Based on this facility's data, families visiting should ask: "What changes have been made since the serious inspection findings, and how are you preventing similar issues?" "What safeguards and monitoring systems are in place to protect residents from abuse or neglect?" "Can you walk me through typical staffing levels on day, evening, and night shifts?" "Can I visit during a mealtime to observe dining assistance and food quality?" These questions are particularly relevant given the facility's Immediate Jeopardy citations, the substantiated abuse finding on record, and the below-average staffing rating.

Is Mary Gran Nursing Center Safe?

Based on CMS inspection data, Mary Gran Nursing Center has documented safety concerns. The facility has 1 substantiated abuse finding (meaning confirmed case of resident harm by staff or other residents). Inspectors have issued 4 Immediate Jeopardy citations (the most serious violation level indicating risk of serious injury or death). The facility has a 1-star overall rating and ranks #100 of 100 nursing homes in North Carolina. Families considering this facility should ask detailed questions about what corrective actions have been taken since these incidents.

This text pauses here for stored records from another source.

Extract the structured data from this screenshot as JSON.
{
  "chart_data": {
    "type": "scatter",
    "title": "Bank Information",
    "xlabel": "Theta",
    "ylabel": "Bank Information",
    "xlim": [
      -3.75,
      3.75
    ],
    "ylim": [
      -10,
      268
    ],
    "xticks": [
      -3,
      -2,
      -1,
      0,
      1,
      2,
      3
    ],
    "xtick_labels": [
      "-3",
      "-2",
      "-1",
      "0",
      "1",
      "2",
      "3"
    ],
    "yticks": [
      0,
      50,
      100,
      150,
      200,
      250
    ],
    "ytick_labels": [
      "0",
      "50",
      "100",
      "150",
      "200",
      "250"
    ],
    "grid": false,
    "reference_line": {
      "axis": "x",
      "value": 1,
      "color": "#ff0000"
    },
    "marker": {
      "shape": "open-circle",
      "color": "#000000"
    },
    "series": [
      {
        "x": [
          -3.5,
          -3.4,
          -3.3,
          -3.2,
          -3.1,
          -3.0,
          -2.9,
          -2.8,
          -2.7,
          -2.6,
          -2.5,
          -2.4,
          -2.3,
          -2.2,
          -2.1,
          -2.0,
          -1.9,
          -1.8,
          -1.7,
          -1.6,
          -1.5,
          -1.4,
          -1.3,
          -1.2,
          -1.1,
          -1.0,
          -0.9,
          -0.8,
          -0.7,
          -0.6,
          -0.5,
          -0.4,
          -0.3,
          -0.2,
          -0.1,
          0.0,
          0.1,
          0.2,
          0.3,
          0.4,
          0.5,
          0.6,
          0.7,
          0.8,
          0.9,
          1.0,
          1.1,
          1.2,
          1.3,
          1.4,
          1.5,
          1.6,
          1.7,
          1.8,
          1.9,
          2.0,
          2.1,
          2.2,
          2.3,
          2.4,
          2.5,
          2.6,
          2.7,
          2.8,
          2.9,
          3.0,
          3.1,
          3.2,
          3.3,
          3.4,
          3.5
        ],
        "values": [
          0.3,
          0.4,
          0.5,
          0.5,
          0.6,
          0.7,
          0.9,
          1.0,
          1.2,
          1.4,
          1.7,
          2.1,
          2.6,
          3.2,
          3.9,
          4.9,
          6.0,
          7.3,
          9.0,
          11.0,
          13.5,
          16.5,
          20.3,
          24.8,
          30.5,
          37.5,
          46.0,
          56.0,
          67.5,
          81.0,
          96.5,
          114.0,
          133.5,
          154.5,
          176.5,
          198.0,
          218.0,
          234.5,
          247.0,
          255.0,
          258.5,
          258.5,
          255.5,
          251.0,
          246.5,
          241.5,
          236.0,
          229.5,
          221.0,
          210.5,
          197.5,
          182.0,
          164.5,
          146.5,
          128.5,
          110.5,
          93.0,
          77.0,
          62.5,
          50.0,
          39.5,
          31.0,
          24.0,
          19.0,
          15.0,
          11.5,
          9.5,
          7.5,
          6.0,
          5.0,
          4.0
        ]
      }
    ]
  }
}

Do Nurses at Mary Gran Nursing Center Stick Around?

Mary Gran Nursing Center has a staff turnover rate of 43%, which is about average for North Carolina nursing homes (state average: 46%). Moderate turnover is common in nursing homes, but families should still ask about staff tenure and how the facility maintains care continuity when employees leave.

Was Mary Gran Nursing Center Ever Fined?

Mary Gran Nursing Center has no federal fines on record. CMS issues fines when nursing homes fail to meet care standards or don't correct problems found during inspections. The absence of fines suggests the facility has either maintained compliance or corrected any issues before penalties were assessed. This is a positive indicator, though families should still review recent inspection reports for the full picture.

Is Mary Gran Nursing Center on Any Federal Watch List?

Mary Gran Nursing Center is not on any federal watch list. The most significant is the Special Focus Facility (SFF) program, which identifies the bottom 1% of nursing homes nationally based on persistent, serious quality problems. Not being on this list means the facility has avoided the pattern of deficiencies that triggers enhanced federal oversight. This is a positive indicator, though families should still review the facility's inspection history directly.